Increasing the stack size doesn't accomplish anything, you'll just reserve a bunch of address space that will never be used. There is no mechanism that can explain a perf increase from not using memory of course.

This is unlike a native program, particularly one written in C, it can also reserve space for arrays on the stack frame. The basic malware attack vector behind stack buffer overflows. Possible in C# as well, you'd have to use the stackalloc keyword. If you are doing that then the obvious danger is having to write unsafe code that is subject to such attacks, as well as random stack frame corruption. Very hard to diagnose bugs. There is a counter-measure against this in later jitters, I think starting at .NET 4.0, where the jitter generates code to put a "cookie" on the stack frame and checks if it is still intact when the method returns. Instant crash to the desktop without any way to intercept or report the mishap if that happens. That's ... dangerous to the user's mental state.

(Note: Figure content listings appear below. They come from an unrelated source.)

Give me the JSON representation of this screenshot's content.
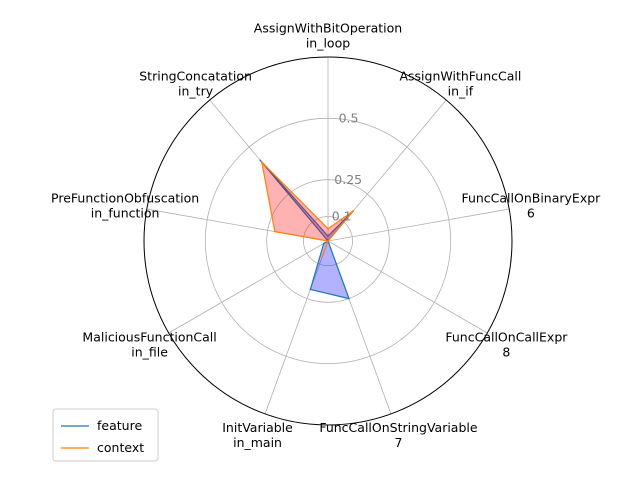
{
  "chart_data": {
    "type": "radar",
    "categories": [
      [
        "AssignWithBitOperation",
        "in_loop"
      ],
      [
        "AssignWithFuncCall",
        "in_if"
      ],
      [
        "FuncCallOnBinaryExpr",
        "6"
      ],
      [
        "FuncCallOnCallExpr",
        "8"
      ],
      [
        "FuncCallOnStringVariable",
        "7"
      ],
      [
        "InitVariable",
        "in_main"
      ],
      [
        "MaliciousFunctionCall",
        "in_file"
      ],
      [
        "PreFunctionObfuscation",
        "in_function"
      ],
      [
        "StringConcatation",
        "in_try"
      ]
    ],
    "series": [
      {
        "name": "feature",
        "color": "#1f77b4",
        "fill": "#0000ff",
        "values": [
          0.02,
          0.16,
          0.0,
          0.0,
          0.25,
          0.21,
          0.02,
          0.0,
          0.43
        ]
      },
      {
        "name": "context",
        "color": "#ff7f0e",
        "fill": "#ff0000",
        "values": [
          0.05,
          0.16,
          0.0,
          0.0,
          0.0,
          0.07,
          0.0,
          0.22,
          0.42
        ]
      }
    ],
    "rticks": [
      0.1,
      0.25,
      0.5
    ],
    "rtick_labels": [
      "0.1",
      "0.25",
      "0.5"
    ],
    "rlim": [
      0,
      0.75
    ],
    "grid": true,
    "legend_position": "lower-left"
  }
}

The main thread of your program, the one started by the operating system, will have a 1 MB stack by default, 4 MB when you compile your program targeting x64. Increasing that requires running Editbin.exe with the /STACK option in a post build event. You can typically ask for up to 500 MB before your program will have trouble getting started when running in 32-bit mode. Threads can too, much easier of course, the danger zone typically hovers around 90 MB for a 32-bit program. Triggered when your program has been running for a long time and address space got fragmented from previous allocations. Total address space usage must already be high, over a gig, to get this failure mode.

Triple-check your code, there's something very wrong. You can't get a x5 speedup with a bigger stack unless you explicitly write your code to take advantage of it. Which always requires unsafe code. Using pointers in C# always has a knack for creating faster code, it isn't subjected to the array bounds checks.


One thing that can go wrong is that you might not get the permission to do so. Unless running in full-trust mode, the Framework will just ignore the request for a larger stack size (see MSDN on Thread Constructor (ParameterizedThreadStart, Int32))

Instead of increasing the system stack size to such huge numbers, I would suggest to rewrite your code so that it uses Iteration and a manual stack implementation on the heap.